A história da falsa tartaruga
"Você não pode imaginar como eu estou feliz em vê-la novamente, minha queridinha", disse a Duquesa, tocando afetuosamente o braço de Alice, passando a caminhar junto com ela.
Alice ficou feliz por encontrá-la de bom humor, e pensou consigo mesma que talvez fosse a pimenta que a deixava tão selvagem como quando as duas se conheceram na cozinha.
"Quando eu for uma Duquesa", ela disse para si mesma (não em um tom muito esperançoso), "não vou usar pimenta em minha cozinha de jeito nenhum. Sopa cai muito bem sem isso talvez seja a pimenta que deixe as pessoas mal-humoradas", ela continuou, bem feliz de ter descoberto um novo tipo de regra, "e o vinagre as deixa azedas...e a camomila as deixa amargas...e...e as balas de cevada e este tipo de coisas é que deixam as crianças tão doces. Eu queria que as pessoas soubessem disso: então, eles não seriam tão sovinas com doces, sabe..."Ela quase se esqueceu da Duquesa nessa hora e levou um pequeno susto quando ouviu sua voz perto dos ouvidos.
"Você está pensando em alguma coisa, minha querida, e isso faz você esquecer de falar. Eu não posso lhe dizer agora qual é a moral disso mas vou lembrar num instante."
"Talvez não haja nenhuma", Alice aventurou-se a observar.
"Ora, ora, criança!", retrucou a Duquesa. "Tudo tem uma moral, se você encontrá-la." E foi se apertando contra Alice enquanto falava.
Alice não gostou muito de estar tão perto dela, em primeiro lugar porque a Duquesa era muito feia, e em segundo lugar porque era do tamanho exato para apoiar o queixo sobre o ombro de Alice, e possuía um queixo muito pontudo. Entretanto, Alice não queria ser rude e por isso agüentou o quanto pôde.
"O jogo parece estar bem melhor agora", disse para manter a conversa.
"Perfeito", respondeu a Duquesa, "e a moral disso é...'Oh!, é o amor, é o amor que faz o mundo girar!'"
"Alguém disse", Alice murmurou, "que ele gira quando cada um cuida dos seus próprios negócios."
"Ah! Bem! Isto quer dizer quase a mesma coisa", disse a Duquesa enfiando o queixo pontudo nos ombros de Alice, completando, "e a moral disso é...'Tome conta do sentido e os sons tomarão conta de si mesmos."
"Como ela gosta de achar uma moral em tudo!", Alice pensou consigo mesma.
"Aposto como você está pensando porque eu não coloco meu braço na sua cintura", a Duquesa falou, depois de uma pausa. "A razão é: tenho dúvidas em relação ao humor do seu flamingo. Posso experimentar?"
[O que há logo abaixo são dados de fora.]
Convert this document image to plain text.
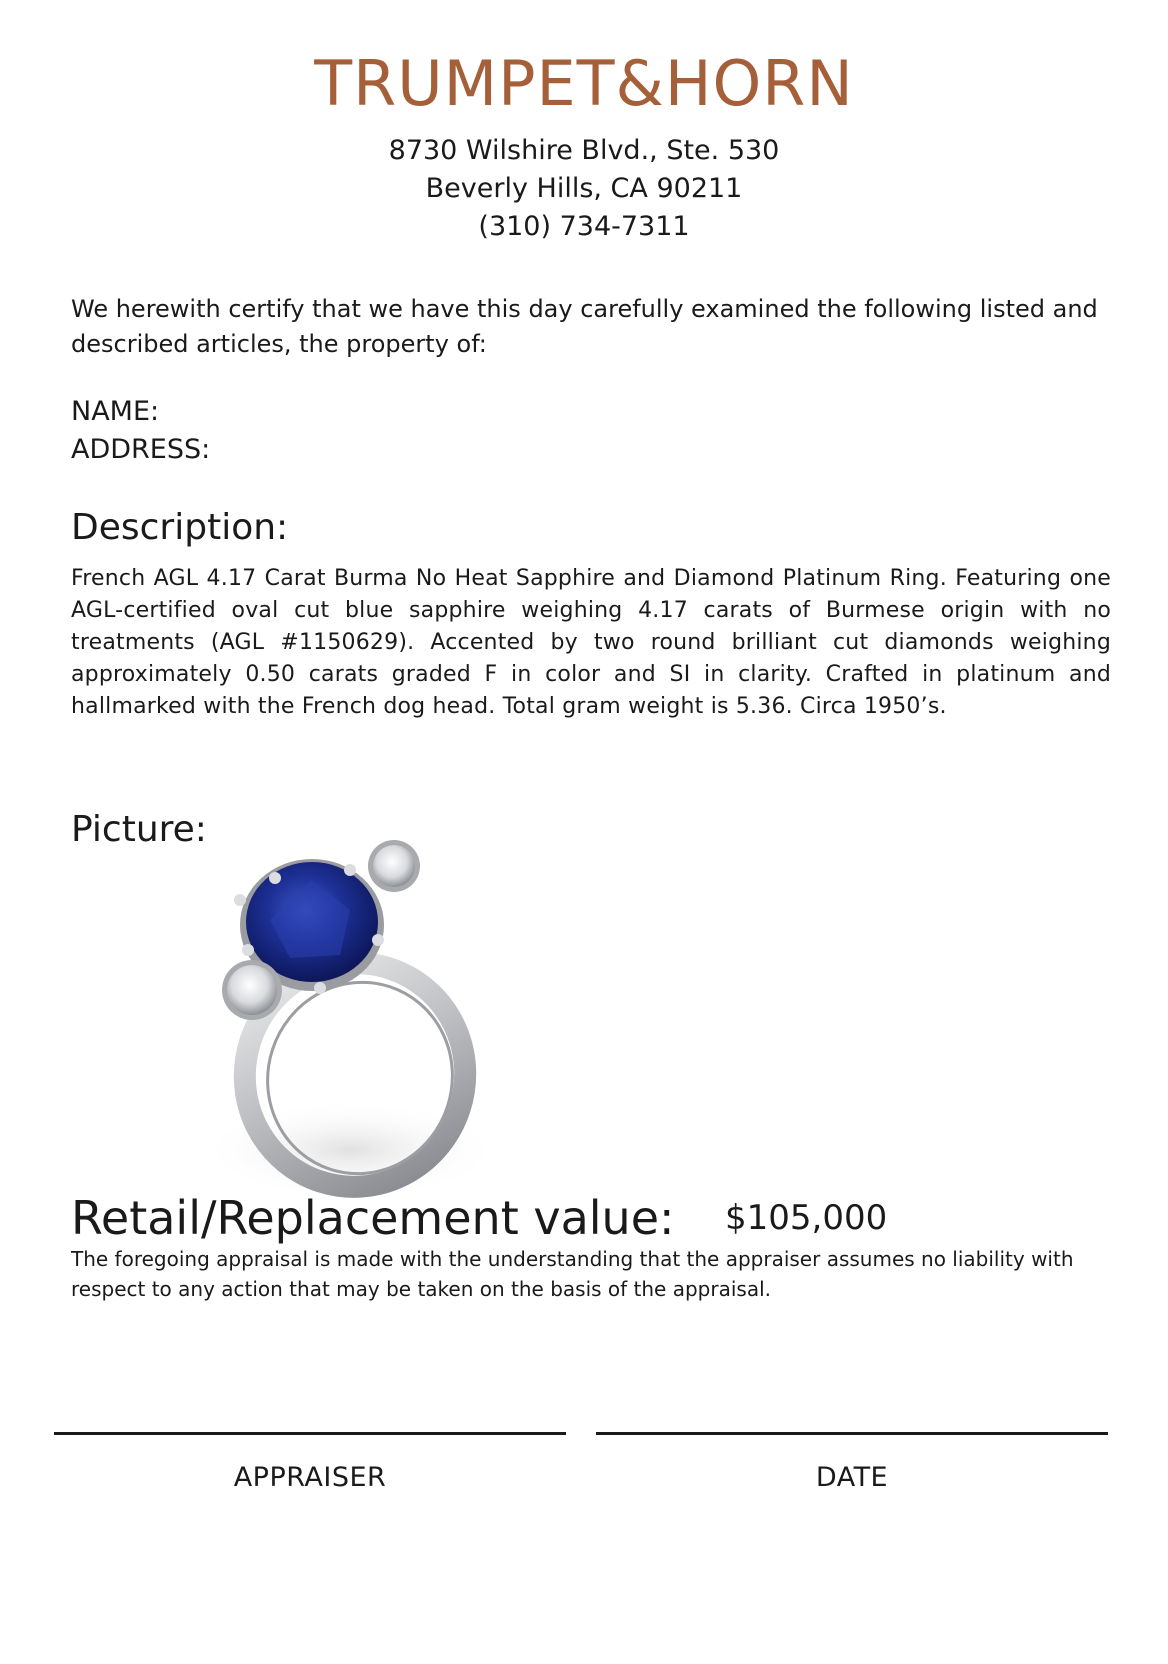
TRUMPET&HORN
8730 Wilshire Blvd., Ste. 530
Beverly Hills, CA 90211
(310) 734-7311
We herewith certify that we have this day carefully examined the following listed and described articles, the property of:
NAME:
ADDRESS:
Description:
French AGL 4.17 Carat Burma No Heat Sapphire and Diamond Platinum Ring. Featuring one AGL-certified oval cut blue sapphire weighing 4.17 carats of Burmese origin with no treatments (AGL #1150629). Accented by two round brilliant cut diamonds weighing approximately 0.50 carats graded F in color and SI in clarity. Crafted in platinum and hallmarked with the French dog head. Total gram weight is 5.36. Circa 1950’s.
Picture:
Retail/Replacement value: $105,000
The foregoing appraisal is made with the understanding that the appraiser assumes no liability with respect to any action that may be taken on the basis of the appraisal.
APPRAISER	DATE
"Ele pode bicar", Alice cautelosamente replicou, não se sentindo nem um pouco a fim de que ela tentasse.
"Bem verdade", disse a Duquesa, "flamingos e a mostarda bicam. E a moral disso é...'Pássaros da mesma plumagem voam juntos'."
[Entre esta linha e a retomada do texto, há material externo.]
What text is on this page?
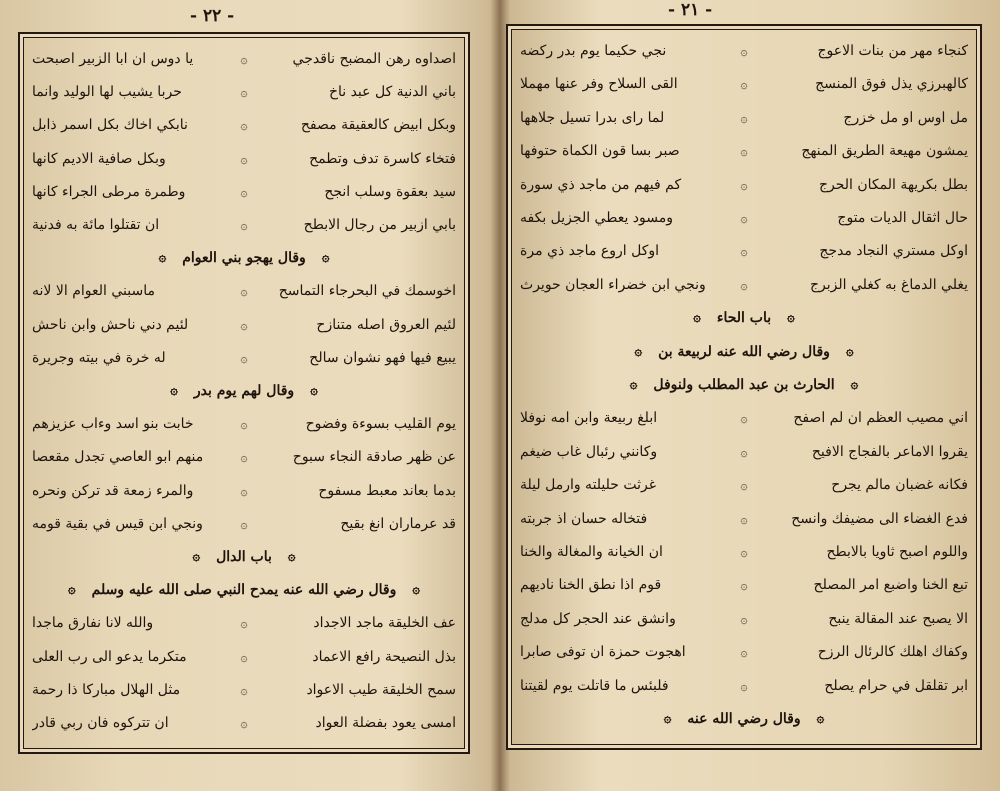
- ٢٢ -
اصداوه رهن المضبح ناقدجي
۞
يا دوس ان ابا الزبير اصبحت
باني الدنية كل عبد ناخ
۞
حربا يشيب لها الوليد وانما
وبكل ابيض كالعقيقة مصفح
۞
نابكي اخاك بكل اسمر ذابل
فتخاء كاسرة تدف وتطمح
۞
وبكل صافية الاديم كانها
سيد بعقوة وسلب انجح
۞
وطمرة مرطى الجراء كانها
بابي ازبير من رجال الابطح
۞
ان تقتلوا مائة به فدنية
۞
وقال يهجو بني العوام
۞
اخوسمك في البحرجاء التماسح
۞
ماسبني العوام الا لانه
لئيم العروق اصله متنازح
۞
لئيم دني ناحش وابن ناحش
يبيع فيها فهو نشوان سالح
۞
له خرة في بيته وجريرة
۞
وقال لهم يوم بدر
۞
يوم القليب بسوءة وفضوح
۞
خابت بنو اسد وءاب عزيزهم
عن ظهر صادقة النجاء سبوح
۞
منهم ابو العاصي تجدل مقعصا
بدما بعاند معبط مسفوح
۞
والمرء زمعة قد تركن ونحره
قد عرماران انغ بقيح
۞
ونجي ابن قيس في بقية قومه
۞
باب الدال
۞
۞
وقال رضي الله عنه يمدح النبي صلى الله عليه وسلم
۞
عف الخليقة ماجد الاجداد
۞
والله لانا نفارق ماجدا
بذل النصيحة رافع الاعماد
۞
متكرما يدعو الى رب العلى
سمح الخليقة طيب الاعواد
۞
مثل الهلال مباركا ذا رحمة
امسى يعود بفضلة العواد
۞
ان تتركوه فان ربي قادر
- ٢١ -
كنجاء مهر من بنات الاعوج
۞
نجي حكيما يوم بدر ركضه
كالهبرزي يذل فوق المنسج
۞
القى السلاح وفر عنها مهملا
مل اوس او مل خزرج
۞
لما راى بدرا تسيل جلاهها
يمشون مهيعة الطريق المنهج
۞
صبر بسا قون الكماة حتوفها
بطل بكريهة المكان الحرج
۞
كم فيهم من ماجد ذي سورة
حال اثقال الديات متوج
۞
ومسود يعطي الجزيل بكفه
اوكل مستري النجاد مدجج
۞
اوكل اروع ماجد ذي مرة
يغلي الدماغ به كغلي الزبرج
۞
ونجي ابن خضراء العجان حويرث
۞
باب الحاء
۞
۞
وقال رضي الله عنه لربيعة بن
۞
۞
الحارث بن عبد المطلب ولنوفل
۞
اني مصيب العظم ان لم اصفح
۞
ابلغ ربيعة وابن امه نوفلا
يقروا الاماعر بالفجاج الافيح
۞
وكانني رئبال غاب ضيغم
فكانه غضبان مالم يجرح
۞
غرثت حليلته وارمل ليلة
فدع الغضاء الى مضيفك وانسح
۞
فتخاله حسان اذ جربته
واللوم اصبح ثاويا بالابطح
۞
ان الخيانة والمغالة والخنا
تبع الخنا واضبع امر المصلح
۞
قوم اذا نطق الخنا ناديهم
الا يصبح عند المقالة ينبح
۞
وانشق عند الحجر كل مدلج
وكفاك اهلك كالرئال الرزح
۞
اهجوت حمزة ان توفى صابرا
ابر تقلقل في حرام يصلح
۞
فلبئس ما قاتلت يوم لقيتنا
۞
وقال رضي الله عنه
۞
"Só que a mostarda não é um pássaro", Alice observou.
"Certo. Como sempre", disse a Duquesa, "você tem uma maneira muito clara de colocar as coisas!"
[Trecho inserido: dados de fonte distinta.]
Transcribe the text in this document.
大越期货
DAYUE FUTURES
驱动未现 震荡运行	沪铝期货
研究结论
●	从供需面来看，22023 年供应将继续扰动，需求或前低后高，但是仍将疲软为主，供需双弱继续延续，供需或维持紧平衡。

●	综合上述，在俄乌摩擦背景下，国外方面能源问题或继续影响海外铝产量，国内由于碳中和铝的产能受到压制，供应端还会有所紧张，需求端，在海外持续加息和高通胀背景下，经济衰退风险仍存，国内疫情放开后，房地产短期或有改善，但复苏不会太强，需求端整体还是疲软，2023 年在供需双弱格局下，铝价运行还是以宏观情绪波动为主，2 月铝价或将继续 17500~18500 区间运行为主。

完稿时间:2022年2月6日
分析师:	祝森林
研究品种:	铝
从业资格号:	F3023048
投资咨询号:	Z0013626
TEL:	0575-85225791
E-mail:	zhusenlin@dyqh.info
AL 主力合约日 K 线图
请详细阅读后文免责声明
"É um mineral, eu acho", disse Alice.
"É claro que é", disse a Duquesa, que parecia pronta para concordar com tudo que Alice dissesse. "Há uma grande máquina de mostarda perto daqui. E a moral disso é...'Quanto mais tenho para mim, menos sobra para os outros'."
"Ah!, já sei!", exclamou Alice, que não tinha prestado atenção à última observação da Duquesa. "É um vegetal. Não parece com um mas é."
"Eu concordo com você", disse a Duquesa, "e a moral disso é...'Seja o que você parece ser'...ou, se você prefere colocar isso de um jeito mais simples...'Nunca se imagine diferente do que deveria parecer para os outros o que você fosse ou poderia ter sido não seja diferente do que você tendo sido poderia ter parecido para eles ser diferente'."
"Eu acho que poderia entender melhor", disse Alice polidamente, "se eu tivesse isso por escrito: não consigo seguir com você falando."
"Isso não é nada em comparação com o que eu poderia dizer, se quisesse", replicou a Duquesa num tom de prazer.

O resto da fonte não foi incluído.